FLOYD ABRAMS: No effective appeal to the federal level. Texas law is, as Mr. Gray says, clear. The opinions in the circuit - in the Fifth Circuit where Texas is -- are also clear. Unfortunately, CBS was in a position where there was simply no legal recourse at all in the place where this was going on. I was fighting very hard... I was retained to fight very hard in New York against turning over the outtakes. And the prosecution dropped its request for the actual outtakes today in the New York courts. So CBS did everything it could to resist. The question at the end of the day was, the courts having found there was no defense, a producer about to go to jail, should CBS in effect tell the producer go to jail even though there is no law at all that we can use to get you out of jail?
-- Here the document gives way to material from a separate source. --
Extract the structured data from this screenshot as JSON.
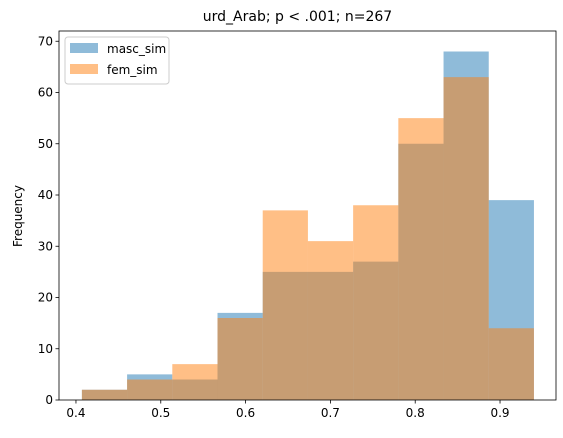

And that becomes an important decision. I know a lot of reporters certainly will go to jail to defend confidential sources. Some have even gone to jail for an issue like this. But I can't say that's the norm. The principle though remains the same, and the important thing is CBS fought hard, very hard, to protect that principle and will fight again.

TERENCE SMITH: Mr. Gray, why did you drop the request for the outtakes?

GUY JAMES GRAY: Well, sir, we haven't dropped the request for the video outtakes. We dropped a subpoena for Dan Rather.

FLOYD ABRAMS: Well, I can tell you, having been in court today in New York, that the requests for the video outtakes have been dropped.

TERENCE SMITH: Mr. Gray?

GUY JAMES GRAY: I'll have to check into that. The agreement I signed was drop on Dan Rather, not the video.

A jury's right to now

TERENCE SMITH: All right. There are shield laws in 30 states and the District of Columbia, Mr. Gray, but not in Texas? Tell us why.

GUY JAMES GRAY: Well, I don't know why. I can understand that there should be maybe some privacy and a private source that you're using. Cops feel that same need. I think I can understand that the notes of a reporter, maybe, should be private, but I don't believe that the statements of an accused should ever be private. Any reporter should know when you talk to a defendant that information's going to be made available to a jury.

TERENCE SMITH: Floyd Abrams, do you expect this to have any wider effect in other states? Will prosecutors move more vigorously, perhaps, in other states to pursue material like this?

FLOYD ABRAMS: I don't think so. I think that the very fact that CBS fought and fought and fought in Texas, in New York. Were this not Texas, were there not a state where there were no protections at all and where the law was clear on that, I think CBS and Mary Mapes and Dan Rather and all of us had a very good chance of winning. So this is an ongoing battle about an issue of principle. It is not to benefit CBS, not to benefit its reporters. On this one, the entire basis of it is this is a way to get more information, more important information to the public. And that's why so many states recognize this.

TERENCE SMITH: All right, Mr. Abrams, Mr. Gray, thank you both very much.